To call Marcel Duchamp the most important or greatest artist of the 20th century seems too small of a credit. Perhaps one of the great philosophers? Nevertheless, his stamp on culture and thinking is a remarkable aspect of Duchamp's genius. For sure, he thought conceptually, where work is important as a visual, but also the thinking of such artwork. Duchamp approached music the way he approached his art - he thought it out like it was a game. Everyone knows that chess was just as important (if not more than) as art. The music he "wrote" are based on the individual who follows his score. Of course, Duchamp was Fluxus before there was Fluxus. But those artists basically took the Duchamp method and used it for their own works. And that's a good thing that happened!

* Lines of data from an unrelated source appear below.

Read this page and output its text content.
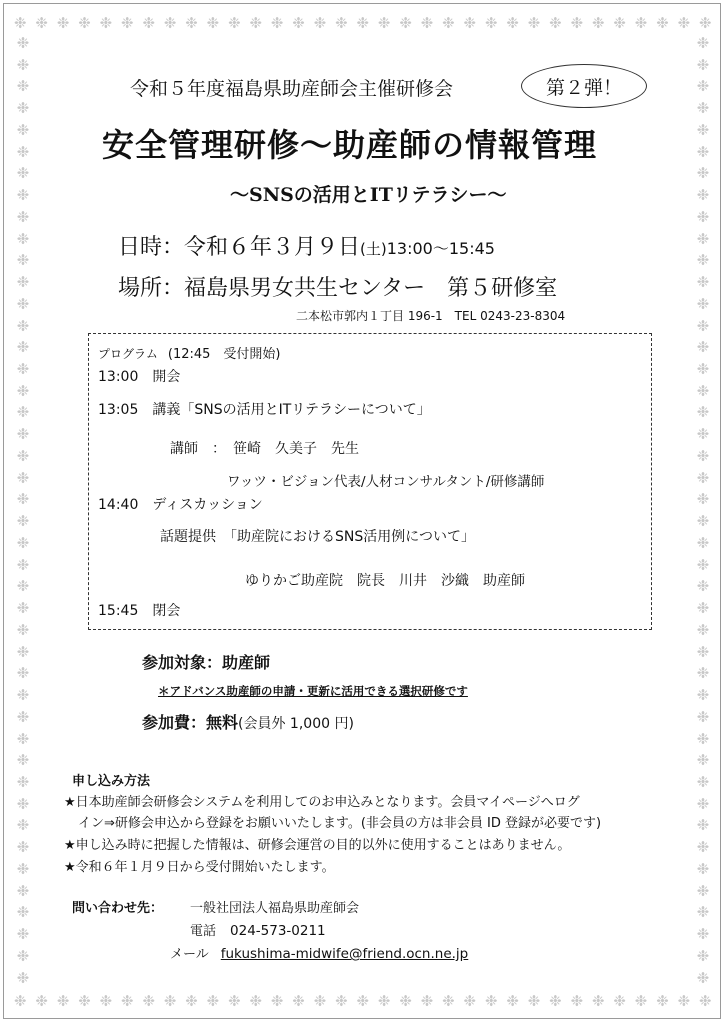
❉ ❉ ❉ ❉ ❉ ❉ ❉ ❉ ❉ ❉ ❉ ❉ ❉ ❉ ❉ ❉ ❉ ❉ ❉ ❉ ❉ ❉ ❉ ❉ ❉ ❉ ❉ ❉ ❉ ❉ ❉ ❉ ❉
❉ ❉ ❉ ❉ ❉ ❉ ❉ ❉ ❉ ❉ ❉ ❉ ❉ ❉ ❉ ❉ ❉ ❉ ❉ ❉ ❉ ❉ ❉ ❉ ❉ ❉ ❉ ❉ ❉ ❉ ❉ ❉ ❉
❉
❉
❉
❉
❉
❉
❉
❉
❉
❉
❉
❉
❉
❉
❉
❉
❉
❉
❉
❉
❉
❉
❉
❉
❉
❉
❉
❉
❉
❉
❉
❉
❉
❉
❉
❉
❉
❉
❉
❉
❉
❉
❉
❉
❉
❉
❉
❉
❉
❉
❉
❉
❉
❉
❉
❉
❉
❉
❉
❉
❉
❉
❉
❉
❉
❉
❉
❉
❉
❉
❉
❉
❉
❉
❉
❉
❉
❉
❉
❉
❉
❉
❉
❉
❉
❉
❉
❉
令和５年度福島県助産師会主催研修会	第２弾！
安全管理研修～助産師の情報管理
～SNSの活用とITリテラシー～
日時：令和６年３月９日(土)13:00～15:45
場所：福島県男女共生センター　第５研修室
二本松市郭内１丁目 196-1　TEL 0243-23-8304
プログラム (12:45　受付開始)
13:00　開会
13:05　講義「SNSの活用とITリテラシーについて」
講師　：　笹崎　久美子　先生
ワッツ・ビジョン代表/人材コンサルタント/研修講師
14:40　ディスカッション
話題提供　「助産院におけるSNS活用例について」
ゆりかご助産院　院長　川井　沙織　助産師
15:45　閉会
参加対象：助産師
＊アドバンス助産師の申請・更新に活用できる選択研修です
参加費：無料(会員外 1,000 円)
申し込み方法
★日本助産師会研修会システムを利用してのお申込みとなります。会員マイページへログ
イン⇒研修会申込から登録をお願いいたします。(非会員の方は非会員 ID 登録が必要です)
★申し込み時に把握した情報は、研修会運営の目的以外に使用することはありません。
★令和６年１月９日から受付開始いたします。
問い合わせ先： 一般社団法人福島県助産師会
電話 024-573-0211
メール fukushima-midwife@friend.ocn.ne.jp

Side one is (hold on to your breath) "LA MARIEE MISE A NU PAR SES ELIBATAIRES, MEME. ERRATUM MUSICAL" (1913) is 25 minutes long and very ambient. To me, it's a dialogue between the alto flute, trombone, celeste, and glockenspiel. The intensity of the piece is each instrument either acknowledges the other one, or it sounds like a gentle chase among them. A chase where the results don't happen in an obvious way. There is another version of this music piece that is done by a player piano realized by Duchamp. Not surprisingly the work reminds me of Erik Satie's "Vexations." The Satie piece is made for the background of a room, literally furniture music, but Duchamp's piece is more urgent and demanding.
"Erratum Musical" (1913) is a vocal piece where each note is picked out of a hat. The voices are Duchamp and his two sisters. Not on this record mind you, but in the original conception. "Musical Sculpture" is mysterious. The liner notes state that this is an "undated, unspecified piece." The sounds here are a toy music box, a horn, and a hum, but that maybe caused by my stereo system. It's a sweet ending to a very wonderful album.
The music on this album is played by Petr Kotik and S.E.M. Ensemble in 1976. Limited edition of 500 copies.